Rutgers Alzheimer’s Disease & Dementia Research Center (RUADRC)

Alzheimer's disease (AD) and related dementias are a major cause of disability and death in the elderly. Approximately 6 million people have been diagnosed with AD and related dementias and the aging of America’s population suggests that the number of Alzheimer's patients in the U.S. will, by 2050, increase to nearly 14 million people. Worldwide, approximately 40 million people have AD and related dementias. This number could also climb to nearly 120 million by 2050. With Americans spending $226 billion annually to treat the symptoms of AD, and other dementias, rather than the cause of this disease itself, this disease alone could cost Americans $1.1 trillion by 2050.  As 5% of AD cases are familial and ~95% are sporadic, disease-modifying drugs that treat both sporadic and familial AD are desirable.  Despite recent advances in our understanding of basic biological mechanisms underlying AD and related dementias, we do not yet know how to prevent AD and related dementias, nor do we have an approved disease-modifying intervention. A major reason that these problems persist is that current animal models of AD and related dementias have not been able to predict the effectiveness of proposed therapies, so that many that have moved into clinical trials fail, which greatly slows the development of new therapies and increases their cost. Thus, there is a great need to develop the next generation of animal models (NexGeMo) of AD and related dementias to provide greater predictive power of potential therapies and thus accelerate the drug testing/clinical trial pipeline.

Vision

The ultimate goals of the proposed RUADRC are:

  • To develop therapies to cure AD and related dementias or, at the very least, effectively slow down the course of disease progression.
  • To discover novel diagnostic and prognostic biomarkers that can forewarn the initiation of pathogenic processes before symptoms occur and also be used to monitor disease progression and treatment efficacy.

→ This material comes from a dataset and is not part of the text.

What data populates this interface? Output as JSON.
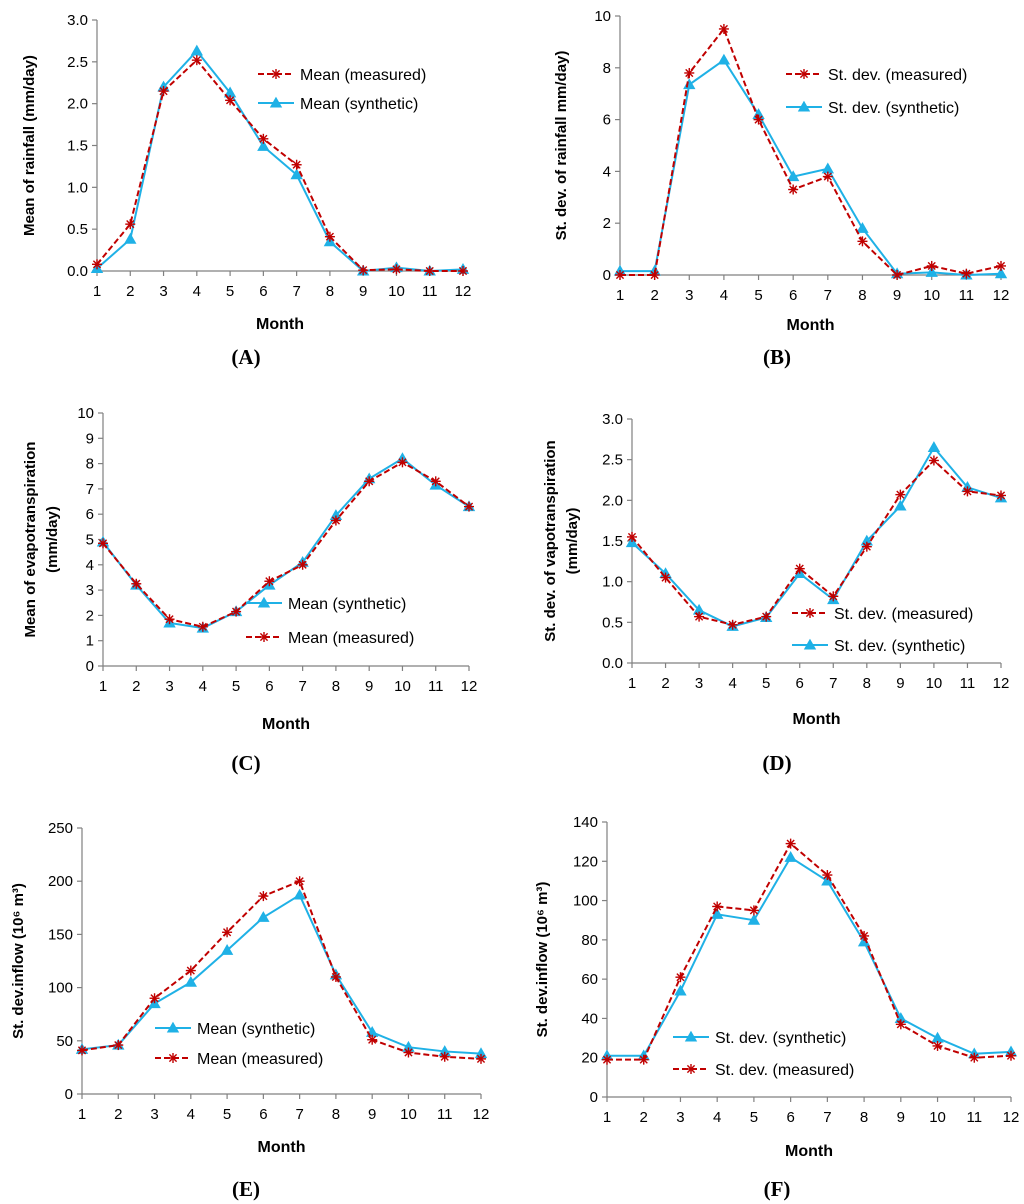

To achieve the above goals, research at RUADRC will focus on identifying disease mechanisms using genetic, cellular, organismal and behavioral approaches in animal and human model systems. Understanding of disease mechanisms will help uncover pathways that need to be targeted by drugs to achieve therapeutic efficacy. Development of relevant in vitro and in vivo models will be important for pre-clinical evaluation of novel drugs. A dementia clinic for patient recruitment, assessment and treatment will also be needed for translating research to clinic.

To fulfill the vision, RUADRC will have three components:

Component 1: Include cores for: development of novel animal models; histopathology; small animal imaging; electrophysiology; and, behavioral testing.

Component 2: Include cores for: developing novel human cell model systems, such as isogenic hIPSC lines carrying AD genetic variants; high-throughput drug-screening; and immunohistochemistry.

Component 3- Include a Dementia clinic and cores for: development of novel neurocognitive psychological test and novel neuro-cognitive rehabilitation approaches; human pathology assessment, human imaging; and collecting human samples (brain tissue, cerebrospinal fluids, blood/serum samples etc.).

The RuADDRC is directed by Dr. Luciano D'Adamio, MD/PhD, Herbert C. and Jacqueline Krieger Klein Endowed Chair in Alzheimer's Disease and Neurodegeneration Research, Professor of Pharmacology, Physiology & Neuroscience and Professor of Neurology at Rutgers New Jersey Medical School and Associate Director of Neurodegeneration and Injury at the Brain Health Institute.